Rory McIlroy: My head-to-head record against Jordan Spieth counts for nothing
Rory McIlroy insisted his head-to-head record against Jordan Spieth would count for nothing when the 97th US PGA Championship got under way at Whistling Straits on Thursday.
The world's top two players have been in the same group four times in their careers, with McIlroy shooting the lowest score five times and Spieth just twice.
However, McIlroy acknowledged all but one of those tournaments took place before Spieth's phenomenal performances in 2015, which have seen the 22-year-old win the Masters and US Open and finish a shot outside a play-off in the Open at St Andrews.
"We played together at the Players (Championship) for the first two days and he struggled," said McIlroy, who has recovered from a ruptured ankle ligament in time to defend his title.
"We're all going to have bad days and it just so happened that Jordan had a couple of off days whenever we were playing together.
"But I really don't think you can look too much into the head-to-head when guys are playing together, especially in the first two rounds.
"Okay, maybe if it was a final round and we were in contention to win you can maybe look into it a bit more, but first two rounds, I wouldn't put too much importance on that."

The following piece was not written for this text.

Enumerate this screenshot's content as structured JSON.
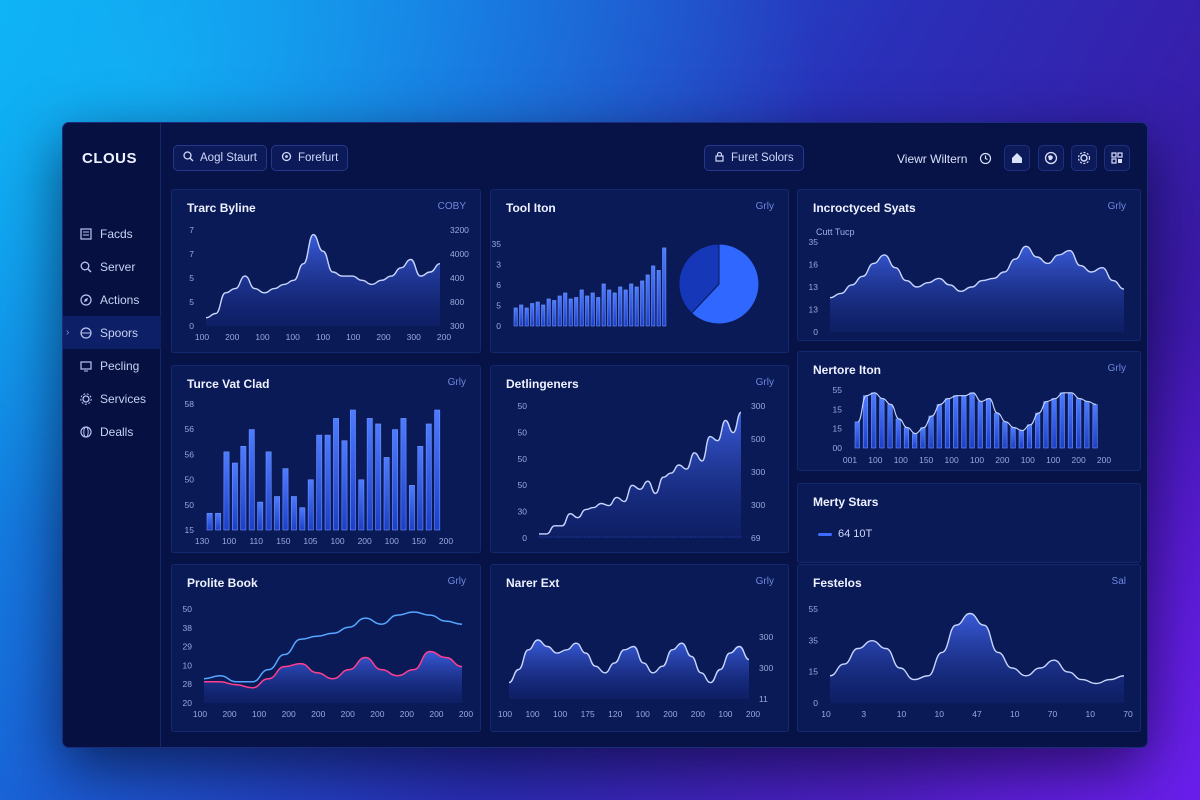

Spieth's victories at Augusta National and Chambers Bay had knocked McIlroy out of the limelight even before the latter's injury setback, but Spieth has missed the cut in both of his US PGA appearances to date, while McIlroy is a collective 34 under par since 2009, 17 shots better than anyone else in that period.
Since the US PGA became a stroke play event in 1958, only Tiger Woods in 1999-2000 and 2006-07 has won back-to-back titles. McIlroy is seeking to emulate Woods and also claim a third win in four years following victories at Kiawah Island in 2012 and Valhalla last year.
"Jordan has played phenomenal golf for the last 12 months," McIlroy said. "He's taking up a lot of the limelight this year, deservedly so. I mean it's one of the best years of golf that we have seen in a long, long time.
"I guess as well we live in such a world that everything's so reactionary and everything happens so quickly that a year ago after I won this tournament it was the Rory era, and then Jordan wins the Masters and it's the Jordan era.
"Eras last about six months these days instead of 20 years! But it's just the way the world is."
McIlroy, Spieth and Open champion Zach Johnson were due out at 1320 local time (1920 BST), with Tiger Woods, 2010 winner Martin Kaymer and Keegan Bradley among the early groups.